We drink too much, smoke too much, spend too recklessly, laugh too little, drive too fast, get too angry, stay up too late, get up too tired, read too little, watch TV too much, and pray too seldom. We have multiplied our possessions, but reduced our values. We talk too much, love too seldom, and hate too often.

We've learned how to make a living, but not a life. We've added years to life not life to years. We've been all the way to the moon and back, but have trouble crossing the street to meet a new neighbor. We conquered outer space but not inner space. We've done larger things, but not better things.

We've cleaned up the air, but polluted the soul. We've conquered the atom, but not our prejudice. We write more, but learn less. We plan more, but accomplish less. We've learned to rush, but not to wait. We build more computers to hold more information, to produce more copies than ever, but we communicate less and less.

These are the times of fast foods and slow digestion, big men and small character, steep profits and shallow relationships. These are the days of two incomes but more divorce, fancier houses, but broken homes...

These are days of quick trips, disposable diapers, throwaway morality, one-night stands, overweight bodies, and pills that do everything from cheer, to quiet, to kill. It is a time when there is much in the showroom window and nothing in the stockroom. A time when technology can bring this letter to you, and a time when you can choose either to share this insight, or to just hit delete.

Remember, spend some time with your loved ones, because they are not going to be around forever. Remember, say a kind word to someone who looks up to you in awe, because that little person soon will grow up and leave your side. Remember, to give a warm hug to the one next to you, because that is the only treasure you can give with your heart and it doesn't cost a cent.

Remember, to say, "I love you" to your partner and your loved ones, but most of all mean it. A kiss and an embrace will mend hurt when it comes from deep inside of you. Remember to hold hands and cherish the moment for someday that person will not be there again. Give time to love, give time to speak, and give time to share the precious thoughts in your mind.

Life is not measured by the number of breaths we take, but by the moments that take our breath away.

HOW TO STAY YOUNG

1. Throw out nonessential numbers. This includes age, weight, and height. Let the doctor worry about them. That is why you pay him/her. 
2. Keep only cheerful friends... The grouches pull you down. 
3. Keep learning. Learn more about the computer, crafts, gardening, whatever. Never let the brain idle. "An idle mind is the devil's workshop." And the devil's name is Alzheimer's. 
4. Enjoy the simple things. 
5. Laugh often, long and loud. Laugh until you gasp for breath. 
6. The tears happen. Endure, grieve, and move on. The only person who is with us our entire life is ourselves.

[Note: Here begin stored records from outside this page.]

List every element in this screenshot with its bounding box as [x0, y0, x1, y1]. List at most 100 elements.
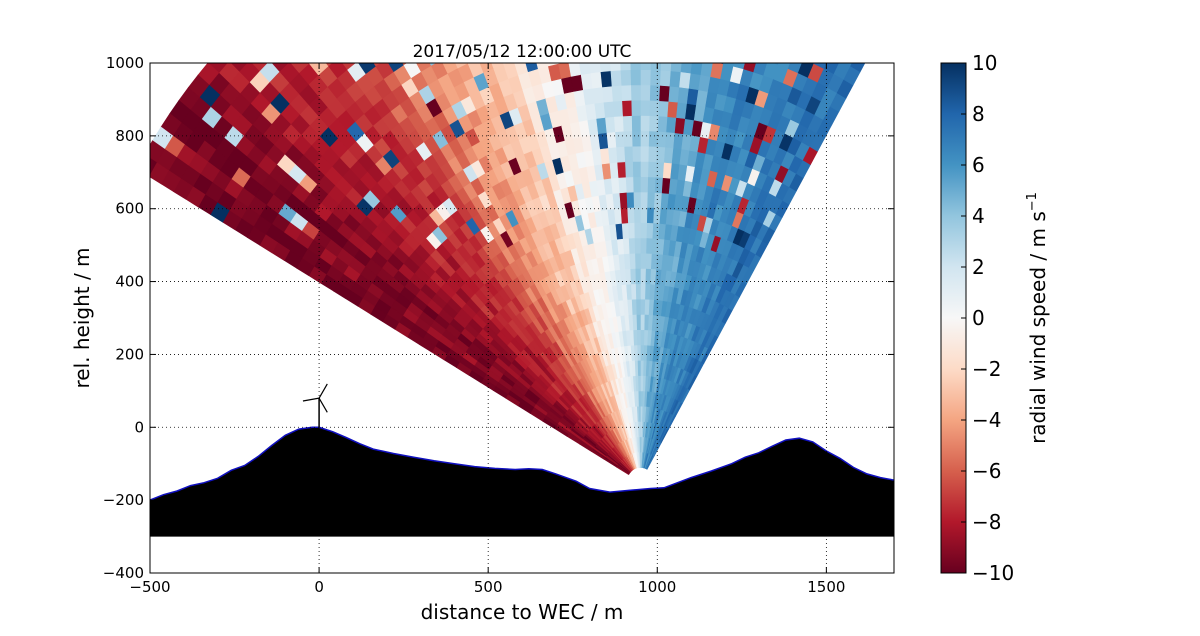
scan-cell-1071 — [555, 0, 569, 1]
scan-cell-624 — [677, 86, 689, 104]
scan-cell-990 — [581, 0, 594, 12]
scan-cell-708 — [662, 24, 674, 40]
scan-cell-387 — [742, 63, 756, 73]
scan-cell-307 — [762, 63, 778, 80]
scan-cell-1716 — [335, 0, 355, 16]
scan-cell-666 — [670, 63, 682, 73]
scan-cell-854 — [628, 237, 636, 254]
scan-cell-696 — [652, 207, 661, 224]
scan-cell-113 — [848, 0, 866, 19]
scan-cell-1595 — [378, 0, 397, 6]
scan-cell-2399 — [150, 157, 157, 175]
scan-cell-770 — [640, 298, 646, 315]
scan-cell-813 — [634, 252, 641, 269]
x-tick-label-1: 0 — [314, 578, 324, 596]
scan-cell-110 — [830, 41, 847, 60]
colorbar-tick-label-3: −4 — [972, 408, 1001, 432]
scan-cell-1757 — [315, 0, 335, 12]
scan-cell-1878 — [272, 7, 292, 29]
scan-cell-1388 — [478, 63, 494, 74]
scan-cell-787 — [640, 39, 651, 54]
colorbar-tick-label-6: 2 — [972, 255, 985, 279]
scan-cell-1348 — [490, 63, 504, 69]
scan-cell-1433 — [438, 0, 455, 7]
y-tick-label-2: 0 — [134, 418, 144, 436]
scan-cell-945 — [599, 70, 612, 88]
scan-cell-1631 — [401, 63, 408, 66]
scan-cell-1471 — [439, 21, 456, 40]
scan-cell-1672 — [378, 39, 396, 59]
scan-cell-1632 — [388, 32, 406, 52]
scan-cell-1593 — [392, 12, 410, 32]
scan-cell-730 — [644, 298, 650, 315]
scan-cell-1717 — [327, 0, 347, 3]
scan-cell-731 — [644, 283, 651, 300]
scan-cell-949 — [594, 10, 607, 26]
scan-cell-1836 — [301, 21, 321, 42]
scan-cell-1916 — [280, 40, 300, 61]
scan-cell-1350 — [478, 21, 494, 40]
scan-cell-349 — [761, 28, 776, 46]
scan-cell-697 — [653, 192, 662, 209]
scan-cell-701 — [656, 130, 667, 148]
grid — [150, 63, 894, 573]
scan-cell-870 — [617, 0, 629, 9]
scan-cell-1795 — [321, 25, 340, 46]
colorbar-tick-label-8: 6 — [972, 153, 985, 177]
scan-cell-901 — [614, 130, 625, 148]
scan-cell-786 — [640, 63, 651, 71]
scan-cell-746 — [650, 63, 662, 71]
scan-cell-855 — [627, 222, 635, 239]
scan-cell-749 — [652, 9, 664, 25]
scan-cell-109 — [823, 63, 839, 75]
scan-cell-73 — [859, 5, 877, 25]
scan-cell-389 — [751, 25, 766, 43]
scan-cell-828 — [629, 24, 640, 39]
scan-cell-1594 — [385, 0, 404, 19]
radial-wind-scan — [150, 0, 877, 476]
colorbar-tick-label-9: 8 — [972, 102, 985, 126]
scan-cell-1311 — [484, 2, 500, 21]
x-tick-label-3: 1000 — [638, 578, 676, 596]
scan-cell-783 — [640, 99, 650, 116]
scan-cell-910 — [605, 0, 618, 10]
scan-cell-986 — [588, 63, 601, 74]
scan-cell-152 — [831, 7, 848, 27]
scan-cell-904 — [611, 85, 623, 102]
x-axis-label: distance to WEC / m — [421, 600, 624, 624]
scan-cell-950 — [593, 0, 606, 11]
scan-cell-946 — [599, 63, 611, 73]
scan-cell-777 — [640, 191, 648, 208]
scan-cell-1111 — [543, 0, 558, 4]
scan-cell-707 — [661, 40, 673, 56]
scan-cell-1835 — [310, 33, 329, 54]
scan-cell-860 — [623, 145, 633, 163]
x-tick-label-2: 500 — [474, 578, 503, 596]
scan-cell-625 — [678, 71, 691, 89]
scan-cell-188 — [797, 63, 814, 78]
scan-cell-788 — [640, 24, 651, 39]
scan-cell-905 — [609, 69, 622, 87]
wec-blade-0 — [318, 383, 328, 399]
scan-cell-190 — [809, 30, 825, 49]
scan-cell-347 — [752, 63, 768, 76]
scan-cell-658 — [661, 177, 671, 194]
scan-cell-903 — [612, 100, 623, 117]
scan-cell-428 — [736, 36, 750, 54]
scan-cell-390 — [754, 10, 769, 28]
scan-cell-2038 — [230, 63, 248, 73]
scan-cell-864 — [620, 84, 632, 102]
scan-cell-72 — [853, 19, 871, 39]
scan-cell-1635 — [366, 0, 385, 13]
colorbar-tick-label-7: 4 — [972, 204, 985, 228]
scan-cell-906 — [609, 63, 621, 72]
scan-cell-30 — [849, 63, 866, 73]
scan-cell-232 — [808, 0, 825, 16]
scan-cell-670 — [675, 0, 688, 11]
scan-cell-1838 — [283, 0, 303, 19]
scan-cell-1473 — [427, 0, 445, 13]
scan-cell-1877 — [281, 19, 301, 41]
scan-cell-695 — [651, 222, 660, 239]
scan-cell-150 — [819, 35, 836, 54]
scan-cell-2039 — [218, 39, 239, 61]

Be ALIVE while you are alive. 
7. Surround yourself with what you love, whether it's family, pets, keepsakes, music, plants, hobbies, whatever. Your home is your refuge. 
8. Cherish your health: If it is good, preserve it. If it is unstable, improve it. If it is beyond what you can improve, get help. 
9. Don't take guilt trips. Take a trip to the mall, to the next county, to a foreign country, but NOT to where the guilt is. 
10. Tell the people you love that you love them, at every opportunity.

AND ALWAYS REMEMBER: Life is not measured by the number of breaths we take, but by the moments that take our breath away.

-George Carlin


----------



## ember (Jan 17, 2008)

ALWAYS a great read and a great reminder!! 
Thanks Judi!!
TTFN
Ember


----------



## rdvholtwood (Sep 18, 2008)

So true Judi, Thanks so much for sharing!!


----------



## Scoutr2 (Aug 21, 2006)

Good stuff Judi - and timely, too (considering the season). And who cares if George said it or not. Whoever said it - kudos for being so insightful.

And thanks for posting this!

Mike


----------



## Thor (Apr 7, 2004)

Wolfie

I always enjoy reading that post.

Thanks
Thor

PS - Cannot wait to have a few laughs and drinks with you again.


----------



## wolfwood (Sep 19, 2005)

Thor said:


> Wolfie
> 
> I always enjoy reading that post.
> 
> ...


When was that road trip planned for?


----------



## campfirenut (Aug 9, 2006)

Thanks for sharing

Bob


----------